Dissertations, Theses, and Capstone Projects

Date of Degree

2006

Document Type

Dissertation

Degree Name

Ph.D.

Program

Economics

Advisor

Sanders Korenman

Committee Members

Sherry Glied

Michael Grossman

Dahlia Remler

Subject Categories

Economics

Abstract

National measures of infant health in the 1990s were flat, but rates of low birth weight and preterm birth among blacks, especially in center cities, improved. Health gains were especially marked in Washington, DC. Analysis at the metropolitan area level reveals that center city-suburban gaps in black infant health declined. The first two chapters of this dissertation use the 1990-2001 National Center for Health Statistics (NCHS) Natality Files to examine improvements in infant health among African-Americans, first, in Washington, DC, and second, in 37 metropolitan areas with large black populations.

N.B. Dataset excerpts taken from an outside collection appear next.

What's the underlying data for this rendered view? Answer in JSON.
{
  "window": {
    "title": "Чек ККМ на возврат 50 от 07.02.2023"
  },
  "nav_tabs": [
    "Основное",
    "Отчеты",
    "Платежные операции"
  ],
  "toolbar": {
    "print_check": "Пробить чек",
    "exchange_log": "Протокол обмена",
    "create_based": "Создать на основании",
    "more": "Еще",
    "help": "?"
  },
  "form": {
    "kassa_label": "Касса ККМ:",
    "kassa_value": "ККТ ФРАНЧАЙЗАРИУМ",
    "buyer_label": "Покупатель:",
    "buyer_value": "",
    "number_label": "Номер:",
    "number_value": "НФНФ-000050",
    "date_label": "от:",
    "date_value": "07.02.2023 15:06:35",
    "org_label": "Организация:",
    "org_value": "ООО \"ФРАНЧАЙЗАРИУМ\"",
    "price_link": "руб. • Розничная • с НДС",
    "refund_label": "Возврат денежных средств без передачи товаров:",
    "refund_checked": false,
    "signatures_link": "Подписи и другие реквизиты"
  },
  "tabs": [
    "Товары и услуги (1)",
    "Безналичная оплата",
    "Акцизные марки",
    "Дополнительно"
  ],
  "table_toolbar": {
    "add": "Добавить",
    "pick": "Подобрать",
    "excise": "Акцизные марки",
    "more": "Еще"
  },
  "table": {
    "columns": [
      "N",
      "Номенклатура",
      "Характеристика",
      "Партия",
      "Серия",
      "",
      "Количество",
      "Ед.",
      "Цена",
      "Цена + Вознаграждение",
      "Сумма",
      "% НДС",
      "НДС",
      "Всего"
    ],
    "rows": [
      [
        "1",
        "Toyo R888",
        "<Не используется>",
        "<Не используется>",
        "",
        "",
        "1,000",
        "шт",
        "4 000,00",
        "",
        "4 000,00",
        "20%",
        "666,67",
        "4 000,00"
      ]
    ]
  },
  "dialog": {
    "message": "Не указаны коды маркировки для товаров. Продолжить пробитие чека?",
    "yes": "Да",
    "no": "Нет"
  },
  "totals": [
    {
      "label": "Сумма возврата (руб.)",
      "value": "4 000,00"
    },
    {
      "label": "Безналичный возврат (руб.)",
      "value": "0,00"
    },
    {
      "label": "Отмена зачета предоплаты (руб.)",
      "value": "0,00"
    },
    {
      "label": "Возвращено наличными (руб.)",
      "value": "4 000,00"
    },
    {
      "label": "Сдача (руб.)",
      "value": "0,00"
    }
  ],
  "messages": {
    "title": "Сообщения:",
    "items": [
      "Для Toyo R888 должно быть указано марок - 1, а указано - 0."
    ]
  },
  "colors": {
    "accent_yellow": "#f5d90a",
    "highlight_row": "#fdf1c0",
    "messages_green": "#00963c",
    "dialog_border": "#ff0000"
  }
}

Although Washington, DC also experienced substantial, above-average reductions in its non-marital and teen birth ratios, changes in the sociodemographic profile (age, marital status, education, parity) of mothers in the District of Columbia contributed little, if anything, to black infant health gains in the 1990s. Instead, a steep decline in prenatal smoking is the most important, identifiable cause of improved infant health, though we cannot distinguish between the effects of declines in measured tobacco use and unmeasured crack use. These findings are applicable to black trends in center city and suburban infant health and spatial health disparities in a broad sample of metropolitan areas, as well. Decomposition analysis using 1990 and 2000 Census data reveals that changes in age-specific fertility rates and within-age rates of low birth weight and preterm birth explain more of the change in spatial inequality than changes in age-related population composition.

Chapter 3 departs from the area of infant health, focusing instead on methodological issues related to estimating the costs of expanding Medicaid through increased eligibility or simplification of enrollment and recertification procedures. Many estimates extrapolate from the per-enrollee costs of current Medicaid beneficiaries. We use month-to-month health insurance transitions, expenditures, and service utilization patterns for adults in the 1996-2003 Medical Expenditure Panel Survey (MEPS) to show that individuals who enroll in Medicaid and maintain coverage today have greater health needs than those with unstable or no Medicaid coverage. These results suggest that ignoring the adverse selection of current Medicaid enrollees will lead to overestimates of the per-enrollee costs of expanding eligibility or increasing take-up.

Comments

Digital reproduction from the UMI microform.